After three weeks of silence, the world’s biggest botnet Necurs, is coming back to life and it’s getting ready for brand new spam and malware distribution campaigns.
The reports from MalwareTech and Proofpoint show that the Necurs botnet had stopped all its activity on May 31, this year, when its main C&C servers went offline.
The Necurs shutdown was felt immediately, and security experts noticed a drop in email spam delivering the Locky ransomware. Unexpectedly, the spam emails carrying the Dridex banking trojan also slowed down, which was rather curious considering the fact that Dridex has its separate botnet from where it functions.
A while ago, the MalwareTech team has detected new Necurs activity, and the security company AppRiver also confirmed his findings.
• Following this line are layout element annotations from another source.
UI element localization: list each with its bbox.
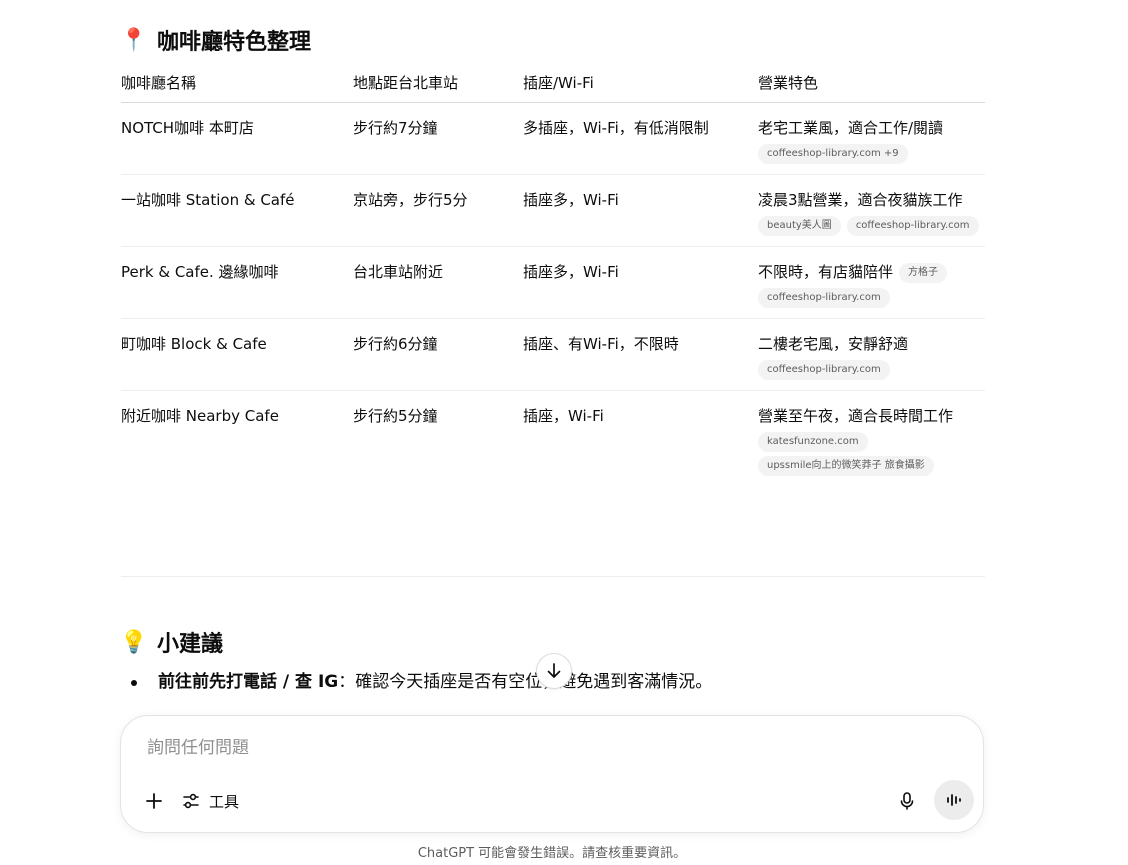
lightbulb-emoji-icon: 💡 xyxy=(120,629,148,655)
source-citations: katesfunzone.com upssmile向上的微笑莽子 旅食攝影 xyxy=(758,432,985,476)
source-citation-pill[interactable]: 方格子 xyxy=(899,262,948,283)
source-citation-pill[interactable]: katesfunzone.com xyxy=(758,432,868,452)
source-citation-pill[interactable]: coffeeshop-library.com +9 xyxy=(758,144,908,164)
feature-cell: 營業至午夜，適合長時間工作 katesfunzone.com upssmile向上的… xyxy=(758,391,985,487)
source-citations: beauty美人圖 coffeeshop-library.com xyxy=(758,216,985,236)
sliders-icon xyxy=(183,793,199,809)
feature-cell: 不限時，有店貓陪伴 方格子 coffeeshop-library.com xyxy=(758,246,985,319)
table-row: 町咖啡 Block & Cafe 步行約6分鐘 插座、有Wi-Fi，不限時 二樓老宅風… xyxy=(121,318,985,391)
feature-cell: 凌晨3點營業，適合夜貓族工作 beauty美人圖 coffeeshop-librar… xyxy=(758,174,985,247)
plus-icon xyxy=(146,793,162,809)
microphone-icon xyxy=(900,792,914,810)
section-heading-cafe-features: 📍 咖啡廳特色整理 xyxy=(120,24,312,56)
scroll-to-bottom-button[interactable] xyxy=(536,653,572,689)
wifi-cell: 插座多，Wi-Fi xyxy=(523,246,758,319)
tools-label: 工具 xyxy=(209,792,240,811)
cafe-name-cell: 一站咖啡 Station & Café xyxy=(121,174,353,247)
wifi-cell: 插座，Wi-Fi xyxy=(523,407,604,425)
distance-cell: 步行約6分鐘 xyxy=(353,318,523,391)
source-citation-pill[interactable]: coffeeshop-library.com xyxy=(846,216,979,236)
prompt-input[interactable] xyxy=(145,734,949,762)
wifi-cell: 多插座，Wi-Fi，有低消限制 xyxy=(523,102,758,175)
voice-waveform-icon xyxy=(947,794,961,806)
table-header-row: 咖啡廳名稱 地點距台北車站 插座/Wi-Fi 營業特色 xyxy=(121,62,985,103)
footer-disclaimer: ChatGPT 可能會發生錯誤。請查核重要資訊。 xyxy=(417,846,687,861)
source-citation-pill[interactable]: coffeeshop-library.com xyxy=(758,360,890,380)
distance-cell: 台北車站附近 xyxy=(353,246,523,319)
dictate-button[interactable] xyxy=(894,788,920,814)
distance-cell: 步行約5分鐘 xyxy=(353,407,438,425)
tip-text: ：確認今天插座是否有空位，避免遇到客滿情況。 xyxy=(338,672,713,692)
add-attachment-button[interactable] xyxy=(141,788,167,814)
feature-text: 不限時，有店貓陪伴 xyxy=(758,263,894,281)
cafe-table-body: NOTCH咖啡 本町店 步行約7分鐘 多插座，Wi-Fi，有低消限制 老宅工業風，適合… xyxy=(121,102,985,487)
feature-text: 老宅工業風，適合工作/閱讀 xyxy=(758,119,944,137)
tools-button[interactable]: 工具 xyxy=(181,788,239,814)
voice-mode-button[interactable] xyxy=(934,780,974,820)
distance-cell: 京站旁，步行5分 xyxy=(353,174,523,247)
feature-text: 凌晨3點營業，適合夜貓族工作 xyxy=(758,191,963,209)
wifi-cell: 插座多，Wi-Fi xyxy=(523,174,758,247)
section-title: 咖啡廳特色整理 xyxy=(157,30,312,55)
table-row: NOTCH咖啡 本町店 步行約7分鐘 多插座，Wi-Fi，有低消限制 老宅工業風，適合… xyxy=(121,102,985,175)
cafe-table: 咖啡廳名稱 地點距台北車站 插座/Wi-Fi 營業特色 NOTCH咖啡 本町店步… xyxy=(121,62,985,486)
column-header-wifi: 插座/Wi-Fi xyxy=(523,62,758,103)
feature-text: 二樓老宅風，安靜舒適 xyxy=(758,335,909,353)
feature-text: 營業至午夜，適合長時間工作 xyxy=(758,407,954,425)
cafe-name-cell: 町咖啡 Block & Cafe xyxy=(121,318,353,391)
feature-cell: 二樓老宅風，安靜舒適 coffeeshop-library.com xyxy=(758,318,985,391)
table-row: 一站咖啡 Station & Café 京站旁，步行5分 插座多，Wi-Fi 凌晨3點… xyxy=(121,174,985,247)
section-heading-tips: 💡 小建議 xyxy=(120,626,224,658)
arrow-down-icon xyxy=(547,663,561,678)
source-citation-pill[interactable]: beauty美人圖 xyxy=(758,216,841,236)
distance-cell: 步行約7分鐘 xyxy=(353,102,523,175)
cafe-name-cell: Perk & Cafe. 邊緣咖啡 xyxy=(121,246,353,319)
feature-cell: 老宅工業風，適合工作/閱讀 coffeeshop-library.com +9 xyxy=(758,102,985,175)
source-citation-pill[interactable]: coffeeshop-library.com xyxy=(758,288,890,308)
wifi-cell: 插座、有Wi-Fi，不限時 xyxy=(523,318,758,391)
cafe-name-cell: 附近咖啡 Nearby Cafe xyxy=(121,407,279,425)
source-citations: coffeeshop-library.com +9 xyxy=(758,144,985,164)
column-header-distance: 地點距台北車站 xyxy=(353,62,523,103)
source-citations: coffeeshop-library.com xyxy=(758,360,985,380)
source-citation-pill[interactable]: upssmile向上的微笑莽子 旅食攝影 xyxy=(758,456,934,476)
table-row: Perk & Cafe. 邊緣咖啡 台北車站附近 插座多，Wi-Fi 不限時，有店貓陪… xyxy=(121,246,985,319)
column-header-name: 咖啡廳名稱 xyxy=(121,62,353,103)
column-header-feature: 營業特色 xyxy=(758,62,985,103)
pin-emoji-icon: 📍 xyxy=(120,27,148,53)
message-composer: 工具 xyxy=(120,715,984,833)
tip-bold-text: 前往前先打電話 / 查 IG xyxy=(158,672,339,692)
section-title: 小建議 xyxy=(157,632,224,657)
source-citations: coffeeshop-library.com xyxy=(758,288,985,308)
cafe-name-cell: NOTCH咖啡 本町店 xyxy=(121,102,353,175)
table-row: 附近咖啡 Nearby Cafe 步行約5分鐘 插座，Wi-Fi 營業至午夜，適合長時… xyxy=(121,391,985,487)
section-divider xyxy=(121,576,985,577)
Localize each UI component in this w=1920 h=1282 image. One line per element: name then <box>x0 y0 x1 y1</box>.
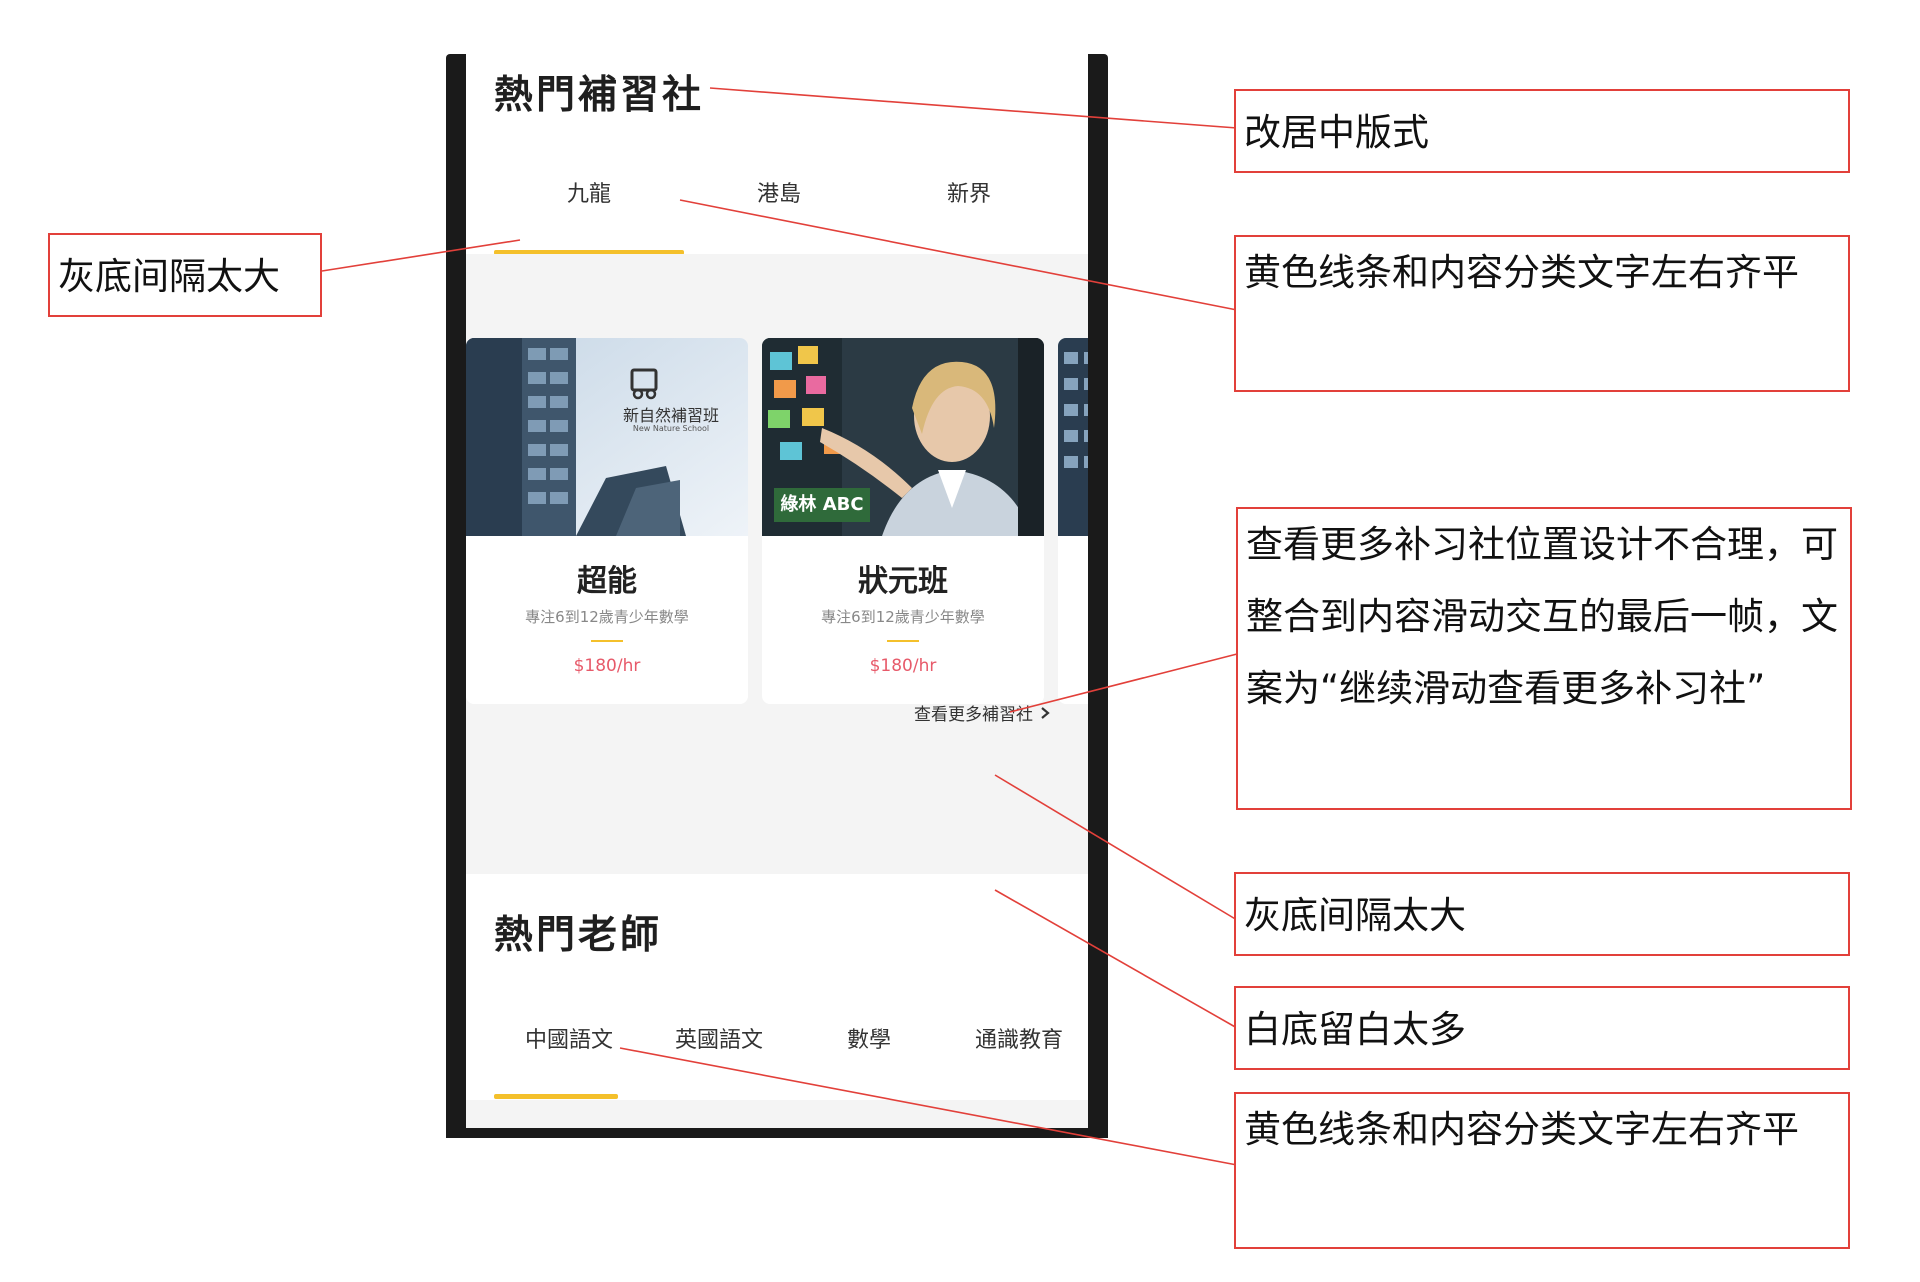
tutorial-card-price: $180/hr <box>869 656 937 676</box>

Necurs botnet came back on Sunday, when the hackers behind it set up new C&C servers, and in short time, a large number of the bots started connecting to the new backend.
“The fact that bots will not stop polling the DGA until a C&C server replies with a digitally signed response would suggest that the botmasters are still fully in control of the botnet, or someone else has gotten a hold of the private key,” MalwareTech states.
Alongside the return of Necrus botnet, the security experts noticed a resurgence of Locky spam, though with the same samples detected by antivirus products on May 31.
According to MalwareTech, the Necurs team always started new campaigns with a fresh batch of undetected Locky ransomware samples, and this seemed like the Necurs team just hit the “pause/resume” button on an older campaign.
Before, cyber-crime gangs have been known to take time off, either for maintenance operations or to upgrade their servers, though it usually happened before a large infrastructure update.
As no new Locky or Dridex malware samples have been observed from this botnet, we’ll have to see what the Necurs team has prepared next.